Express The Following Repeating Decimal As A Fraction Calculator

Convert repeating decimals to fractions with our calculator and step-by-step guide. Learn the math behind the conversion and use our formula to solve any repeating decimal.

How to Use This Calculator

This calculator converts repeating decimals to fractions. Simply enter the decimal number and specify the repeating digits, then click "Calculate".

Assumptions

The calculator assumes the repeating pattern starts immediately after the decimal point.
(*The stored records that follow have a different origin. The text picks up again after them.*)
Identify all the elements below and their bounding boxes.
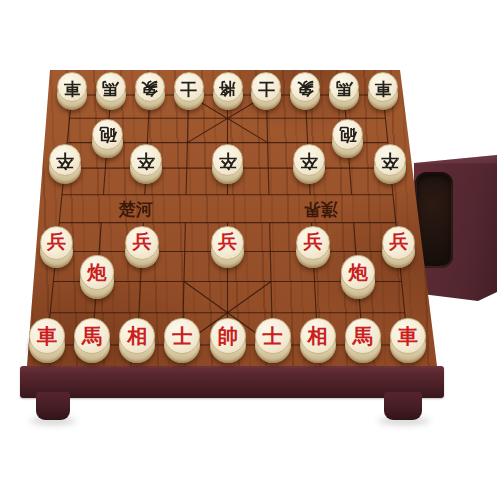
piece-top-face: 象: [135, 72, 165, 102]
piece-top-face: 兵: [382, 226, 416, 260]
piece-red-general[interactable]: 帥: [210, 318, 246, 363]
piece-top-face: 卒: [374, 144, 406, 176]
piece-character: 象: [141, 79, 158, 96]
piece-character: 象: [297, 79, 314, 96]
piece-red-horse[interactable]: 馬: [345, 318, 381, 363]
piece-black-chariot[interactable]: 車: [368, 72, 398, 110]
piece-character: 砲: [339, 126, 356, 143]
piece-character: 兵: [304, 233, 323, 252]
river-label-left: 楚河: [119, 197, 153, 220]
piece-top-face: 卒: [49, 144, 81, 176]
piece-character: 馬: [102, 79, 119, 96]
piece-character: 兵: [47, 233, 66, 252]
piece-character: 相: [308, 326, 328, 346]
piece-red-soldier[interactable]: 兵: [125, 226, 159, 269]
piece-top-face: 炮: [80, 255, 114, 289]
piece-red-elephant[interactable]: 相: [300, 318, 336, 363]
piece-top-face: 士: [164, 318, 200, 354]
piece-top-face: 相: [119, 318, 155, 354]
piece-black-horse[interactable]: 馬: [96, 72, 126, 110]
piece-red-advisor[interactable]: 士: [255, 318, 291, 363]
piece-red-cannon[interactable]: 炮: [341, 255, 375, 298]
piece-red-soldier[interactable]: 兵: [40, 226, 74, 269]
piece-black-horse[interactable]: 馬: [329, 72, 359, 110]
piece-top-face: 卒: [212, 144, 244, 176]
piece-red-horse[interactable]: 馬: [74, 318, 110, 363]
piece-character: 士: [172, 326, 192, 346]
piece-character: 士: [263, 326, 283, 346]
piece-character: 馬: [353, 326, 373, 346]
piece-top-face: 將: [213, 72, 243, 102]
piece-top-face: 馬: [96, 72, 126, 102]
piece-red-advisor[interactable]: 士: [164, 318, 200, 363]
piece-character: 卒: [300, 151, 318, 169]
river-label-right: 漢界: [304, 197, 338, 220]
piece-character: 車: [37, 326, 57, 346]
piece-character: 兵: [218, 233, 237, 252]
piece-black-soldier[interactable]: 卒: [130, 144, 162, 184]
piece-black-cannon[interactable]: 砲: [332, 119, 363, 158]
piece-character: 馬: [82, 326, 102, 346]
piece-black-advisor[interactable]: 士: [251, 72, 281, 110]
product-photo: 楚河 漢界 車馬象士將士象馬車砲砲卒卒卒卒卒兵兵兵兵兵炮炮車馬相士帥士相馬車: [0, 0, 500, 500]
piece-character: 車: [398, 326, 418, 346]
piece-character: 兵: [389, 233, 408, 252]
piece-black-chariot[interactable]: 車: [57, 72, 87, 110]
piece-character: 車: [375, 79, 392, 96]
piece-character: 車: [64, 79, 81, 96]
piece-red-soldier[interactable]: 兵: [296, 226, 330, 269]
piece-top-face: 卒: [293, 144, 325, 176]
piece-top-face: 車: [390, 318, 426, 354]
piece-top-face: 卒: [130, 144, 162, 176]
piece-black-soldier[interactable]: 卒: [212, 144, 244, 184]
piece-top-face: 兵: [211, 226, 245, 260]
piece-character: 炮: [87, 263, 106, 282]
piece-top-face: 車: [57, 72, 87, 102]
piece-red-chariot[interactable]: 車: [390, 318, 426, 363]
piece-character: 砲: [99, 126, 116, 143]
piece-top-face: 車: [29, 318, 65, 354]
board-foot-right: [384, 392, 422, 420]
piece-red-elephant[interactable]: 相: [119, 318, 155, 363]
piece-top-face: 砲: [92, 119, 123, 150]
piece-character: 帥: [217, 326, 237, 346]
piece-character: 士: [180, 79, 197, 96]
piece-character: 炮: [348, 263, 367, 282]
piece-black-soldier[interactable]: 卒: [374, 144, 406, 184]
piece-top-face: 馬: [74, 318, 110, 354]
piece-black-soldier[interactable]: 卒: [293, 144, 325, 184]
board-foot-left: [36, 392, 70, 420]
piece-black-advisor[interactable]: 士: [174, 72, 204, 110]
piece-character: 將: [219, 79, 236, 96]
piece-top-face: 馬: [345, 318, 381, 354]
piece-black-elephant[interactable]: 象: [290, 72, 320, 110]
piece-character: 卒: [137, 151, 155, 169]
piece-character: 馬: [336, 79, 353, 96]
piece-top-face: 炮: [341, 255, 375, 289]
board-base: [20, 366, 444, 398]
piece-top-face: 士: [174, 72, 204, 102]
piece-red-cannon[interactable]: 炮: [80, 255, 114, 298]
piece-black-soldier[interactable]: 卒: [49, 144, 81, 184]
piece-character: 卒: [56, 151, 74, 169]
piece-red-chariot[interactable]: 車: [29, 318, 65, 363]
piece-character: 兵: [132, 233, 151, 252]
piece-red-soldier[interactable]: 兵: [382, 226, 416, 269]
piece-red-soldier[interactable]: 兵: [211, 226, 245, 269]
piece-character: 卒: [381, 151, 399, 169]
piece-character: 士: [258, 79, 275, 96]
piece-top-face: 相: [300, 318, 336, 354]
piece-top-face: 兵: [125, 226, 159, 260]
piece-black-general[interactable]: 將: [213, 72, 243, 110]
piece-top-face: 士: [255, 318, 291, 354]
piece-character: 卒: [219, 151, 237, 169]
piece-character: 相: [127, 326, 147, 346]
piece-black-elephant[interactable]: 象: [135, 72, 165, 110]
piece-black-cannon[interactable]: 砲: [92, 119, 123, 158]
piece-top-face: 兵: [296, 226, 330, 260]
piece-top-face: 帥: [210, 318, 246, 354]
piece-top-face: 兵: [40, 226, 74, 260]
For example, 0.333... is 1/3, not 0.1333... which would be 1/75.

The Conversion Method

To convert a repeating decimal to a fraction, follow these steps:

Let x = the repeating decimal
Multiply x by 10^n where n is the number of repeating digits
Subtract the original x from this new equation
Solve for x

Formula

For a repeating decimal 0.a̅b̅c̅... (where abc... repeats):

x = 0.a̅b̅c̅...

10^n x = abc̅.abc̅...

(10^n - 1)x = abc̅ - 0.a̅b̅c̅...

x = abc̅ / (10^n - 1)

Worked Examples

Example 1: 0.333...

Let x = 0.333...

10x = 3.333...

Subtract: 10x - x = 3.333... - 0.333...

9x = 3

x = 3/9 = 1/3

Example 2: 0.142857...

Let x = 0.142857...

1000000x = 142857.142857...

Subtract: 1000000x - x = 142857.142857... - 0.142857...

999999x = 142857

x = 142857/999999 = 1/7

Frequently Asked Questions

What if the repeating decimal has non-repeating digits?: For decimals like 0.1666..., first convert the non-repeating part (0.1) to a fraction (1/10), then convert the repeating part (0.0666...) separately and add the results.
Can this calculator handle mixed repeating decimals?: Yes, but you'll need to separate the repeating and non-repeating parts. For example, 0.12345̅6̅ would require converting 0.123 and 0.00045̅6̅ separately.
What if the repeating decimal doesn't start right after the decimal point?: You'll need to adjust the formula accordingly. For example, 0.1333... would require multiplying by 1000 instead of 10 to align the repeating parts.